Der Vorfall ereignete sich, als Abgeordnete einer Morena-nahen Influencerin den Zutritt zur Plenarsitzung der Abgeordnetenkammer gestatteten, was zu einem Streit mit dem PRI-Koordinator Rubén Moreira führte. Kenia López Rabadán, Präsidentin des Vorstands, reagierte nach ihrer Rückkehr vom Umzug zum 115. Jahrestag der Mexikanischen Revolution, wo sie von dem Ereignis erfuhr.
López Rabadán erklärte, dass diese Handlung das im März 2025 genehmigte Abkommen verletzt, das den Zutritt von Besuchern und Medienräume streng reguliert. „Wenn wir dort, wo wir Gesetze machen, nicht lernen, sie zu respektieren, senden wir eine negative Botschaft“, äußerte sie.
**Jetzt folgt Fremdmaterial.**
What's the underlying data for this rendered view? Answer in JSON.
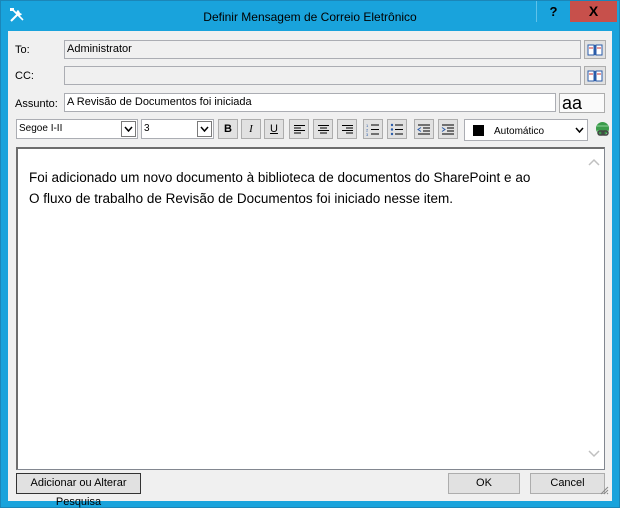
{
  "window": {
    "title": "Definir Mensagem de Correio Eletrônico",
    "help_label": "?",
    "close_label": "X"
  },
  "fields": {
    "to": {
      "label": "To:",
      "value": "Administrator"
    },
    "cc": {
      "label": "CC:",
      "value": ""
    },
    "subject": {
      "label": "Assunto:",
      "value": "A Revisão de Documentos foi iniciada"
    },
    "aa_label": "aa"
  },
  "toolbar": {
    "font": "Segoe I-II",
    "size": "3",
    "bold": "B",
    "italic": "I",
    "underline": "U",
    "color_label": "Automático",
    "color_value": "#000000"
  },
  "editor": {
    "line1": "Foi adicionado um novo documento à biblioteca de documentos do SharePoint e ao",
    "line2": "O fluxo de trabalho de Revisão de Documentos foi iniciado nesse item."
  },
  "buttons": {
    "search": "Adicionar ou Alterar Pesquisa",
    "ok": "OK",
    "cancel": "Cancel"
  }
}
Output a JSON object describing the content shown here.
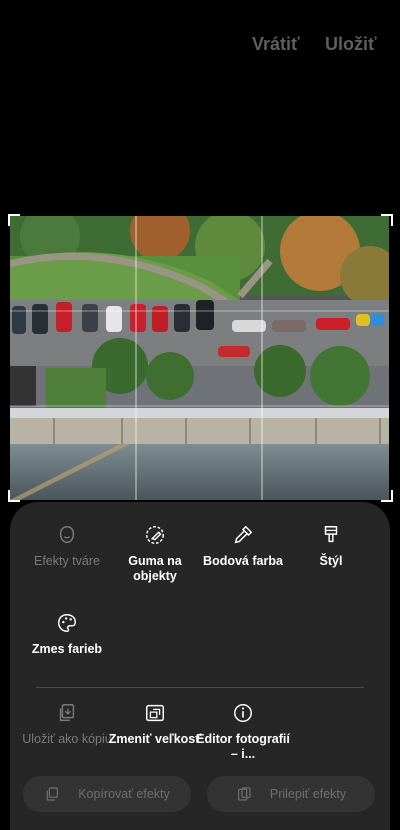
{
  "toolbar": {
    "revert_label": "Vrátiť",
    "save_label": "Uložiť"
  },
  "tools": {
    "face_effects": "Efekty tváre",
    "object_eraser": "Guma na objekty",
    "spot_color": "Bodová farba",
    "style": "Štýl",
    "color_mix": "Zmes farieb"
  },
  "actions": {
    "save_copy": "Uložiť ako kópiu",
    "resize": "Zmeniť veľkosť",
    "editor_info": "Editor fotografií – i..."
  },
  "buttons": {
    "copy_effects": "Kopírovať efekty",
    "paste_effects": "Prilepiť efekty"
  },
  "colors": {
    "accent_disabled": "#7a7a7a",
    "panel": "#262626",
    "background": "#000000"
  }
}
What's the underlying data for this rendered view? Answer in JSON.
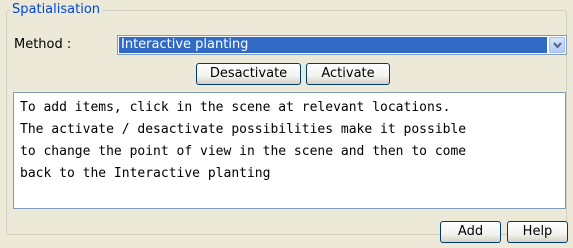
{
  "group": {
    "title": "Spatialisation"
  },
  "method": {
    "label": "Method :",
    "selected": "Interactive planting",
    "dropdown_icon": "chevron-down-icon"
  },
  "buttons": {
    "desactivate": "Desactivate",
    "activate": "Activate",
    "add": "Add",
    "help": "Help"
  },
  "info_text": "To add items, click in the scene at relevant locations.\nThe activate / desactivate possibilities make it possible\nto change the point of view in the scene and then to come\nback to the Interactive planting",
  "colors": {
    "background": "#ece9d8",
    "group_title": "#0046d5",
    "selection": "#316ac5"
  }
}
Der Vorstand hat bereits den Namen des verantwortlichen Abgeordneten notiert und wird die parlamentarischen Gruppen auffordern, die Regeln einzuhalten.
Die PAN-Abgeordnete betonte, dass es sich nicht um einen isolierten Fall handelt, sondern um eine wiederholte Praxis in den letzten Tagen, die die Sicherheit der Plenarsitzung und die Arbeit der Presse gefährdet, die Regeln befolgen muss, die einige Abgeordnete missachten. Sie dankte den Medien, die dem Abkommen folgen, und erinnerte daran, dass jeder Abgeordnete für die Personen verantwortlich ist, die er einlässt. „Wir können die legislative Arbeit nicht durch die Anwesenheit von Personal schädigen, das nicht in der Plenarsitzung sein sollte“, bekräftigte sie.
In einem breiteren Kontext rief López Rabadán zur nationalen Einheit auf und wies polarisierende Narrative von „Guten und Bösen“ zurück. „Heute braucht Mexiko Einheit, keine Spaltung“, sagte sie. Bezüglich des Treffens von Präsidentin Claudia Sheinbaum mit Abgeordneten der Mehrheit erkannte sie das Recht der Präsidentin an, mit wem sie möchte zu treffen, schlug aber vor, dass es dem Land nutzen würde, alle politischen Kräfte zu hören.